Honda Grom LED Headlight/turn signal conversion

Here's how I converted a 2015 Honda Grom's stock headlight...

Into a classier LED setup:

As part of the build, I also put in MotoPower 3.1Amp Waterproof USB charger to power a cell phone or GPS, and a switch to turn the headlight on and off.

To begin I disconnected the battery, removed the old headlight/signals, and removed the side panels for access.


With everything taken apart, my next step was sorting out power for the new headlight.

In the stock setup, the headlight gets power from a yellow wire coming from this regulator located behind the rear brake cylinder.

Looking at the wiring diagram, we can trace the yellow wire over to the dimmer switch on the handlebars, which then feeds the power via a blue and white wire to the headlight.

The power from the regulator originates from the alternator and is Alternating Current, which won't work for the new LED headlight that needs Direct Current.

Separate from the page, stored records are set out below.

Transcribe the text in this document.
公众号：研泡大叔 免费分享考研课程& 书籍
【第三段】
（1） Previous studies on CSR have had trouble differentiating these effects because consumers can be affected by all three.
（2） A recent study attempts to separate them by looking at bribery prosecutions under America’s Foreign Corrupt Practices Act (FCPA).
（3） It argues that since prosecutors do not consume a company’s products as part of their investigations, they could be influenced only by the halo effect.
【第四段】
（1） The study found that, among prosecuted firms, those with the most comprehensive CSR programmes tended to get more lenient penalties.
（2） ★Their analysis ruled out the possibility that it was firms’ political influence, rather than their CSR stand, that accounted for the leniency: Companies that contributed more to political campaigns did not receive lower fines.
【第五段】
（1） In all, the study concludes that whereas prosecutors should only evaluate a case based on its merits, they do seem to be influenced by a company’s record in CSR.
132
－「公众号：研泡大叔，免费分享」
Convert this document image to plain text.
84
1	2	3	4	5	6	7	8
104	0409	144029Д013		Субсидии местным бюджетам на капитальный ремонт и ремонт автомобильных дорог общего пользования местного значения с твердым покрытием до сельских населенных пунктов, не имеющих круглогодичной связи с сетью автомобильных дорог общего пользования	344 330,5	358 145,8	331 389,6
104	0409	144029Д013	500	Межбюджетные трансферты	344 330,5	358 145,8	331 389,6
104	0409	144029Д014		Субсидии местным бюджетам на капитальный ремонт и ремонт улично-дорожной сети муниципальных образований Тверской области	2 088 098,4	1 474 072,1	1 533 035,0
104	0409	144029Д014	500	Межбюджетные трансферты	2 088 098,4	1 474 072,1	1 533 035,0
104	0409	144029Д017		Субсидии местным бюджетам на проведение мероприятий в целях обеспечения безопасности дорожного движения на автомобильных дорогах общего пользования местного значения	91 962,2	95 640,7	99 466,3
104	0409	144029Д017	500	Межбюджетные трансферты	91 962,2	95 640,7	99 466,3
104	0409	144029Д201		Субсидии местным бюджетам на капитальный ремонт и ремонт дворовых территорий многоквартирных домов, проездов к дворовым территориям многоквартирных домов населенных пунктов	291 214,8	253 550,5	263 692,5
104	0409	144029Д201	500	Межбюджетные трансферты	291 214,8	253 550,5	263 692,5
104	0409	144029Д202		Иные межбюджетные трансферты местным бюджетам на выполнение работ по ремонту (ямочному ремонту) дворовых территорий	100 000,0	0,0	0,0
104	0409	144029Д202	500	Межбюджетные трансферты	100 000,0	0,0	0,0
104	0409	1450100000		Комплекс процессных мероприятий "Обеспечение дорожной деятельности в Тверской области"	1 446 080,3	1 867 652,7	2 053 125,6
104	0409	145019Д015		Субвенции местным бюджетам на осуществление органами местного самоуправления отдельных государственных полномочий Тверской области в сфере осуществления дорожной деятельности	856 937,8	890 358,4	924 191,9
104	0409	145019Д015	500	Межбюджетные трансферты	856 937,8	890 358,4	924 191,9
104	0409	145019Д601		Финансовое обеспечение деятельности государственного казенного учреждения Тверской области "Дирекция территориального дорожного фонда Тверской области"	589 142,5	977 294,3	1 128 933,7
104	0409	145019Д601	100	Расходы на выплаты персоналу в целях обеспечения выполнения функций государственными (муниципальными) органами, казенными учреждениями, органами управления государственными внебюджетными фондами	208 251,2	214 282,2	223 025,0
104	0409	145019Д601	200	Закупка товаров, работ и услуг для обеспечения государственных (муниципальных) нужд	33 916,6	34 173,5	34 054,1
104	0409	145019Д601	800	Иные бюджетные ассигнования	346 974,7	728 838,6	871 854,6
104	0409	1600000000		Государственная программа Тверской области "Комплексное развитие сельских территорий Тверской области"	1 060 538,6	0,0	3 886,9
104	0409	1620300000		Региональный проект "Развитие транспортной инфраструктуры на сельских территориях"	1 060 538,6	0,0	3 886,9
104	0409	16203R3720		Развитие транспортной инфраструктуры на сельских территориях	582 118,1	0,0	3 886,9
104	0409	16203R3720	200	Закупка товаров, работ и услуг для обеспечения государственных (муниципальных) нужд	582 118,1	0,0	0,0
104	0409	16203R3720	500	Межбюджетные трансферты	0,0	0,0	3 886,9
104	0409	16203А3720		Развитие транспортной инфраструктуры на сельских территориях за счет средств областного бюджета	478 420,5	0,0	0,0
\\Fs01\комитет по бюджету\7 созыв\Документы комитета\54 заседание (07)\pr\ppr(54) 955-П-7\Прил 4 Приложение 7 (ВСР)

Rather than purchase a converter, I piggy-backed off the 12v DC power that runs to the tail light.

So the plan was to de-pin the yellow wire going into the regulator, and extend it to tap into the tail light wire.

To do this, I pulled out the regulator and unplugged its harness, and from the harness, I de-pinned the yellow headlight wire.

Next, I moved to the tail light wiring harness located up and to the left of where the regulator sits. The black wire going into this harness is what sends power to the tail light.

To test things out, I temporarily ran a connection from the black tail light wire's port, down to the yellow headlight wire.

Then I plugged in my new LED light to the existing plug the stock light was plugged into. After re-connecting the battery and turning on the bike, the headlight turned on as planned.

Next, I wanted to plan a switch to be able to turn off the headlight when the bike was on. The switch required a ground wire which I ran from the grounding bolt behind the gas tank.

Now that all my tests were complete, I moved on to properly running the wires.

Running wires

Near the front of the bike, you can see where I ran a (1) power, (2) ground and (3) headlight wire. These all run back toward the seat area via an old bike tube tucked behind the frame.

I tapped in a second connection to the power and ground to run a connection to the USB plug.

If we trace the red power wire back it runs through the tube which gets tucked behind the frame...

...and here you can see where it was tapped into the black power wire.

Similarly, the black ground wire runs through the tube, then up to the grounding bolt.

Finally, I ran some yellow wire back through the tube and soldered it to the yellow headlight wire I had de-pinned earlier.

It would be more ideal to have this switch up near the grips, but I didn't want to deal with running wire that would have to pivot with the handlebars. It's not a switch I'll need to use frequently, so I think this location is adequate.

Headlight brackets

At this point the wiring was done so I moved on to working on the headlight and turn signals.

I mocked up some brackets using a paper template. From this template I cut out some wood prototypes to make sure everything lined up and would hold the headlight properly.

Using the wood prototypes as a template, I cut out some metal brackets a sheet of 16 gauge steel.

I could have painted these brackets black and called it a day, but I wanted to cover some of the gap behind the headlight and the gauge box. To accomplish this, I cut out some covers from .080" thick ABS plastic to go over the bracket. Using a heat gun, I bent the plastic into shape to curve into the instrument gauge.

Even though the metal brackets are going to be covered by the plastic, I decided to paint them black to test out with a new powder coating system I had picked up.

While I had the powder coater out, I also covered the bolts, washers and spacers that fix. the brackets and light to the bike.

Turn signals

Next step was turn signals. The LED headlight I'm using (7" LED Daymaker) has integrated turn signals, but I wasn't confident they'd pass my state's inspection rules.

Instead, I ordered these flush mount LED signals from TST industries.

The signals fit through a hole I drilled in each bracket and are secured via a plastic nut.

The signals come with harnesses that allow them to plug directly into the stock signal plugs.

I switched out the stock turn signal relay with an AUDEW LED Flasher relay in order for the LED signals to blink properly.

With the signals complete, I plugged in the headlight. A third wire runs out of the headlight harness for day-time running lights, and I wired up some plugs to tap this into the low beam power wire. Because I wasn't using the turn signals on the headlight, I capped off those two wires.